Salivary glands secrete saliva. There are 2 types – major and minor. Major glands are the parotid and submandibular glands. There are 2 parotid glands, one on each side, roughly in the area between the ear lobe and jaw bone. Similarly, there are 2 submandibular glands, one on each side, under the front portions of the jaw bone. There are several minor salivary glands inside the mouth.

2. What is a parotid lump?

A lump in front of the ear lobe is usually a parotid lump. In general, it is caused by a benign growth. Rarely, it may be due to cancer.

3. What tests are needed?

A thorough clinical examination is a must. In order to know better about the nature of the lump (i.e. whether it is benign or malignant), a scan (ultrasound, CT or MRI) along with a needle sample (biopsy) are required.

4. What next?

Any parotid lump, even if it looks benign, is better removed.
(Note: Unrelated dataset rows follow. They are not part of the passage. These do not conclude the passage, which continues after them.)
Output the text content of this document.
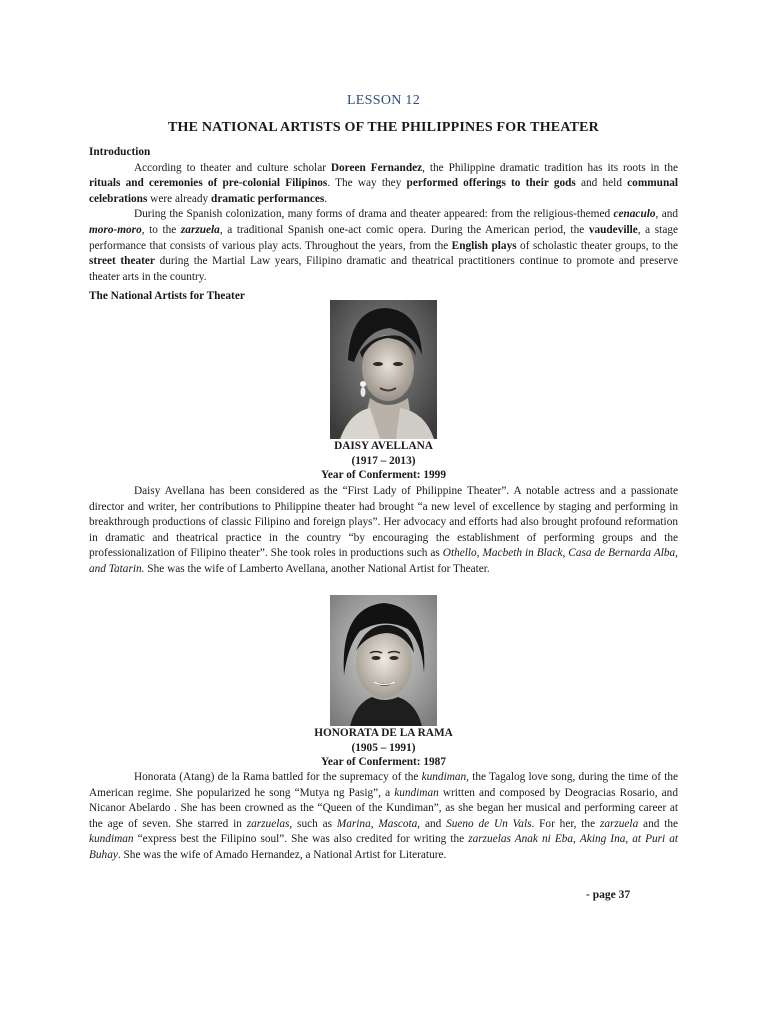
LESSON 12
THE NATIONAL ARTISTS OF THE PHILIPPINES FOR THEATER

Introduction

According to theater and culture scholar Doreen Fernandez, the Philippine dramatic tradition has its roots in the rituals and ceremonies of pre-colonial Filipinos. The way they performed offerings to their gods and held communal celebrations were already dramatic performances.

During the Spanish colonization, many forms of drama and theater appeared: from the religious-themed cenaculo, and moro-moro, to the zarzuela, a traditional Spanish one-act comic opera. During the American period, the vaudeville, a stage performance that consists of various play acts. Throughout the years, from the English plays of scholastic theater groups, to the street theater during the Martial Law years, Filipino dramatic and theatrical practitioners continue to promote and preserve theater arts in the country.

The National Artists for Theater

DAISY AVELLANA
(1917 – 2013)
Year of Conferment: 1999

Daisy Avellana has been considered as the “First Lady of Philippine Theater”. A notable actress and a passionate director and writer, her contributions to Philippine theater had brought “a new level of excellence by staging and performing in breakthrough productions of classic Filipino and foreign plays”. Her advocacy and efforts had also brought profound reformation in dramatic and theatrical practice in the country “by encouraging the establishment of performing groups and the professionalization of Filipino theater”. She took roles in productions such as Othello, Macbeth in Black, Casa de Bernarda Alba, and Tatarin. She was the wife of Lamberto Avellana, another National Artist for Theater.

HONORATA DE LA RAMA
(1905 – 1991)
Year of Conferment: 1987

Honorata (Atang) de la Rama battled for the supremacy of the kundiman, the Tagalog love song, during the time of the American regime. She popularized he song “Mutya ng Pasig”, a kundiman written and composed by Deogracias Rosario, and Nicanor Abelardo . She has been crowned as the “Queen of the Kundiman”, as she began her musical and performing career at the age of seven. She starred in zarzuelas, such as Marina, Mascota, and Sueno de Un Vals. For her, the zarzuela and the kundiman “express best the Filipino soul”. She was also credited for writing the zarzuelas Anak ni Eba, Aking Ina, at Puri at Buhay. She was the wife of Amado Hernandez, a National Artist for Literature.

- page 37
This is because 1) it tends to keep growing and make later surgery more challenging, 2) may harbor a small focus of cancer that cannot be picked up by the needle sample, and 3) may turn malignant with time. Surgical removal and detailed study of the removed tumor would confirm the true nature of the lump.

Parotidectomy is the surgery done to remove parotid tumors. An incision will be made which runs from in front of your ear and down into your neck. This incision heals very well and in time the scar becomes barely noticeable. You can expect to go home in a day or two.

5. What are the risks with parotid surgery?

Parotidectomy in skilled and experienced hands is very safe with minimal complications. The surgery involves finding the nerve that moves one side of the face (facial nerve) and carefully and meticulously dissecting (peeling) the tumor and surrounding parotid tissue from the facial nerve branches. Because the nerve branches are handled, however carefully, some patients have a temporary and mild weakness of the facial muscles that fully recovers in a matter of days. Permanent weakness is exceedingly rare in expert hands.

6. What problems can occur in submandibular glands?

These glands can be blocked by stones in their drainage duct, causing pain and swelling particularly on eating. If amenable, the stone can be removed from inside the mouth with a simple procedure. If not, the gland may have to be removed.

Submandibular glands can also be involved by benign and malignant tumors. While a needle biopsy and scan may be useful, surgical removal is needed to confirm the nature of the lump.

As with parotid surgery, submandibular gland removal in expert hands is safe. The gland is closely related to the branch of the facial nerve that supplies the corner of the mouth. During surgery, stretching of the nerve is common. This often results in a temporary and slight drooping of the corner of mouth on smiling, which fully recovers in a matter of days. Permanent injury should be exceedingly rare.